BitMine Immersion Technologies generated $45.7 million in staking and validation revenue during its fiscal third quarter ended May 31, almost all of the $46.5 million in total quarterly revenue and a 22x jump from a year earlier. The cash flow from operating Ethereum validators, however, was dwarfed by a $92.1 million loss on ETH-linked options, split between $78.6 million on expired contracts and $14 million on exercised positions. The result was an $83.6 million net loss for the quarter, against a $623,000 deficit a year earlier, and an adjusted non-GAAP loss near $70.8 million.
Why it matters
BitMine's design was supposed to turn one of the largest corporate Ethereum treasuries into a self-funding yield engine. Instead, the same period showed derivative losses of $133.3 million over the first nine months against $56.9 million in staking revenue, a roughly 2.3x shortfall. The strategy was built primarily on selling put options as part of the treasury program, which generates premium income but exposes the seller to steep losses when ETH falls. G&A expenses climbed to $37.3 million from $744,000 a year earlier, driven by custody, advisory, and stock-based compensation tied to the expansion. A separate 10-year consulting agreement with Ethereum Tower added $12.8 million in quarterly costs, equal to about 28% of staking revenue, with annual run-rate fees guided to $40–50 million.
Market impact
The bigger question for BMNR shareholders is dilution and mark-to-market exposure. BitMine sold roughly 340.7 million shares through its at-the-market program over nine months, raising $11.87 billion to fund $11.69 billion of ETH purchases, lifting the share count 149% from 232.4 million to 579.7 million. The 5.42 million ETH held at quarter-end carried a cost basis of $19.05 billion but a market value of $10.86 billion, an $8.2 billion, or 43%, gap below cost. A January authorization to lift common shares from 500 million to 50 billion gives management room to keep issuing, and a $273.8 million perpetual preferred raise after the quarter added roughly $33.25 million in annual dividend obligations. Staking can cover operating costs before valuation changes, but the broader model still depends on ETH recovering and on continued access to capital markets.
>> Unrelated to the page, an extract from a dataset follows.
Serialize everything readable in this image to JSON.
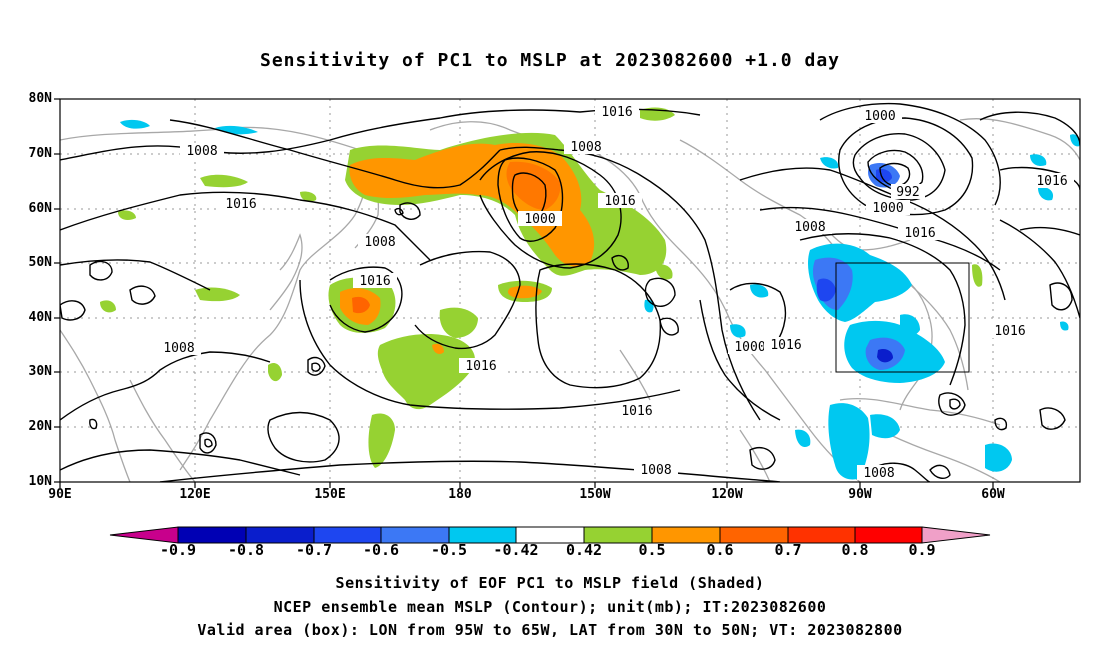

Frequently asked questions
-
How much did BitMine earn from staking Ethereum in Q3?
BitMine generated $45.7 million in staking and validation revenue during its fiscal third quarter ended May 31, accounting for roughly 98% of its $46.5 million in total revenue for the period.
-
How large were BitMine's options losses on Ethereum derivatives?
The company recorded a $92.1 million loss on ETH-linked derivatives in the quarter, including $78.6 million from expired contracts and $14 million from exercised positions, with a $534,000 gain on open contracts providing a small offset.
-
How much has BitMine diluted shareholders to buy ETH?
BitMine sold about 340.7 million BMNR shares through its at-the-market program over nine months, raising $11.87 billion to fund $11.69 billion in ETH purchases and lifting outstanding shares 149% to 579.7 million.
-
What is the unrealized loss on BitMine's Ethereum holdings?
As of May 31, BitMine's 5.42 million ETH had a cost basis of $19.05 billion and a market value of $10.86 billion, leaving the position roughly $8.2 billion, or 43%, below cost.
-
What recurring costs does BitMine's staking operation carry?
A 10-year consulting agreement with Ethereum Tower added $12.8 million in quarterly expenses, about 28% of staking revenue, with annual run-rate fees guided to $40–50 million, plus a separate revenue-linked management arrangement tied to MAVAN validators.